That one well-known anti-piracy PSA marketing campaign might have used a pirated font
In 2004, we obtained the well-known “You Wouldn’t Steal a Automobile” anti-piracy public service announcement urging the general public to not illegally obtain recordsdata like motion pictures and music. The marketing campaign in contrast file-sharing to stealing purses, televisions, and vehicles, and it steadily appeared earlier than movies in theaters and on industrial DVDs. Now, TorrentFreak factors out that the font used within the adverts might have been pirated.
As an alternative of utilizing the unique font referred to as “FF Confidential,” which was designed by Simply van Rossum in 1992 and requires licensing for industrial use, it seems that the anti-piracy marketing campaign used a font referred to as “XBAND Tough” as an alternative. XBAND Tough is a free clone of FF Confidential, created by Catapult Leisure in 1996.

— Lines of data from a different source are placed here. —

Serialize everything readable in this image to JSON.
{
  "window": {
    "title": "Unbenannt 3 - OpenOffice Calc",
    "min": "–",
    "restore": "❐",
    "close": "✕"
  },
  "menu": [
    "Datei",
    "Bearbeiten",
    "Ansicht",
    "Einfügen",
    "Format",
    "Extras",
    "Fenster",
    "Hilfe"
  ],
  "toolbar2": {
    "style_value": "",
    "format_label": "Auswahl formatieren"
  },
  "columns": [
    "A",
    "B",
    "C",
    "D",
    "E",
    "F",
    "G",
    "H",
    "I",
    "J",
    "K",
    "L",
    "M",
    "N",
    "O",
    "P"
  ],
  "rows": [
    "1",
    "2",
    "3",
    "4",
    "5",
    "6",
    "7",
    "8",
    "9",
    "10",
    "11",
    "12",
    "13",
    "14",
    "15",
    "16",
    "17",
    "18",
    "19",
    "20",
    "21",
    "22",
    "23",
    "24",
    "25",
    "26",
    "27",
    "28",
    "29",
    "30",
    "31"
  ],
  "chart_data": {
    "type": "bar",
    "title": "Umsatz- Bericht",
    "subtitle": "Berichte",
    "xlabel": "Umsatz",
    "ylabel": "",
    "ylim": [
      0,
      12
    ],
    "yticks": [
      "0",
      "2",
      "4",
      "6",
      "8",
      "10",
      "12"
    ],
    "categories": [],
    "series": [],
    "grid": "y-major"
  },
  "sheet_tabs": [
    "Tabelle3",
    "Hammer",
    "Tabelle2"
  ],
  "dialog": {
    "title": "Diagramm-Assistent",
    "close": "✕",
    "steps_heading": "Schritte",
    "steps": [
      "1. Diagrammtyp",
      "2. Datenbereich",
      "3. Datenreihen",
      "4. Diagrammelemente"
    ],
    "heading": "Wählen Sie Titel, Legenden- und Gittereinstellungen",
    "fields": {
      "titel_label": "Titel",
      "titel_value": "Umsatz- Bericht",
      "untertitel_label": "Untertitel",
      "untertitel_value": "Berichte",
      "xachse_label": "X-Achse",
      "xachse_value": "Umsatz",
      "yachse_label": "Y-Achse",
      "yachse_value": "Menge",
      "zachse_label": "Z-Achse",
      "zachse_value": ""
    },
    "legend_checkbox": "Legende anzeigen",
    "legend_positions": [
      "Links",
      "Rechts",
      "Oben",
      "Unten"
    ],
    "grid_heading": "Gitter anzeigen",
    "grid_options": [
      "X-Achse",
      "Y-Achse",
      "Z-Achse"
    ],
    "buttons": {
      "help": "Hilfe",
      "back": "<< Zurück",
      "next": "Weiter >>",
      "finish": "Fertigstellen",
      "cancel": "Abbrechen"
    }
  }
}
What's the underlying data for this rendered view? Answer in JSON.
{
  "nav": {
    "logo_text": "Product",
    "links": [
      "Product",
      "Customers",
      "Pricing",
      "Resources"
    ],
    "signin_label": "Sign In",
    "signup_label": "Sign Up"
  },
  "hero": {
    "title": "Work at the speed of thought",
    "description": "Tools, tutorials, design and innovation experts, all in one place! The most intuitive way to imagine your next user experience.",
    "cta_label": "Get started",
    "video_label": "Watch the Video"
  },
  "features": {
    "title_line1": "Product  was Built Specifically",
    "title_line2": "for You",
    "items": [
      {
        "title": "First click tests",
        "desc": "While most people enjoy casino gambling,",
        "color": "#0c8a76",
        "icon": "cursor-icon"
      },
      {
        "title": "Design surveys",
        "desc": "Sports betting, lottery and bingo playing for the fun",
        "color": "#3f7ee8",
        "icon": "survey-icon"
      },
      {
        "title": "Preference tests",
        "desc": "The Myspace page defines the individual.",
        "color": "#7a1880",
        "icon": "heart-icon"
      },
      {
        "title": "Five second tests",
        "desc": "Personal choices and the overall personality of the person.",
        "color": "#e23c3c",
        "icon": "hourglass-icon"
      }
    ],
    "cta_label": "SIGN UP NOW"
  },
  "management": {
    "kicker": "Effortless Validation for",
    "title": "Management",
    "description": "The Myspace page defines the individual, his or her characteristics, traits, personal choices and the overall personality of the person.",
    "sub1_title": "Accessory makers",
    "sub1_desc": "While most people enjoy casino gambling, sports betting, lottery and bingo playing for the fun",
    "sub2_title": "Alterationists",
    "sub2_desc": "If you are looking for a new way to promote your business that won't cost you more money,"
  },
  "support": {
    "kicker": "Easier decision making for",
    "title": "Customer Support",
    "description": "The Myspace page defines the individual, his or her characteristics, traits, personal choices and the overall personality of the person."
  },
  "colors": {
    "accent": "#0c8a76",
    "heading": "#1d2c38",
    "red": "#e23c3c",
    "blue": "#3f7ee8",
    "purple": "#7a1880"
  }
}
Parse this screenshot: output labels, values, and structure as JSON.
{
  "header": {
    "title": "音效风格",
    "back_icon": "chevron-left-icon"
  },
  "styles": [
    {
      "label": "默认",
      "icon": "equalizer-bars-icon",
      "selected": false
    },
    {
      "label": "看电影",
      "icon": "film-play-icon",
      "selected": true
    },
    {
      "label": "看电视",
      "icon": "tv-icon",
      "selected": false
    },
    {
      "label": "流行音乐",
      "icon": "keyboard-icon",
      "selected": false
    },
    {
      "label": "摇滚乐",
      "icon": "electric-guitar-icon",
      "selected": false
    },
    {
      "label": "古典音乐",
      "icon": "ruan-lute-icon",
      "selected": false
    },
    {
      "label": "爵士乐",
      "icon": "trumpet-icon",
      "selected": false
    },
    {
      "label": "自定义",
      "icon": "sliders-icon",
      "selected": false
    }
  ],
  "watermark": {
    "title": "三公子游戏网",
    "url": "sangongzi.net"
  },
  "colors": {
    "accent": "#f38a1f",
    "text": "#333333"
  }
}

How will you inform the distinction? Nicely, one Fediverse person discovered the XBAND Tough font embedded in a PDF file that was hosted on the official marketing campaign web site. TorrentFreak confirmed that XBAND Tough is embedded in each an official brochure (PDF) and an official flyer (PDF). Nevertheless, TorrentFreak cautions towards drawing any direct conclusions, because it’s fully attainable that the marketing campaign nonetheless used a licensed model.
“I knew my font was used for the marketing campaign and {that a} pirated clone named XBAND Tough existed. I didn’t know that the marketing campaign used XBAND Tough and never FF Confidential, although. So this reality is new to me, and I discover it hilarious,” stated Simply van Rossum to TorrentFreak.
Van Rossum says he has no plans to observe up on the entire thing as he’s now not the font’s official distributor. The licensing of FF Confidential is at the moment dealt with by Monotype.
This text initially appeared on our sister publication PC för Alla and was translated and localized from Swedish.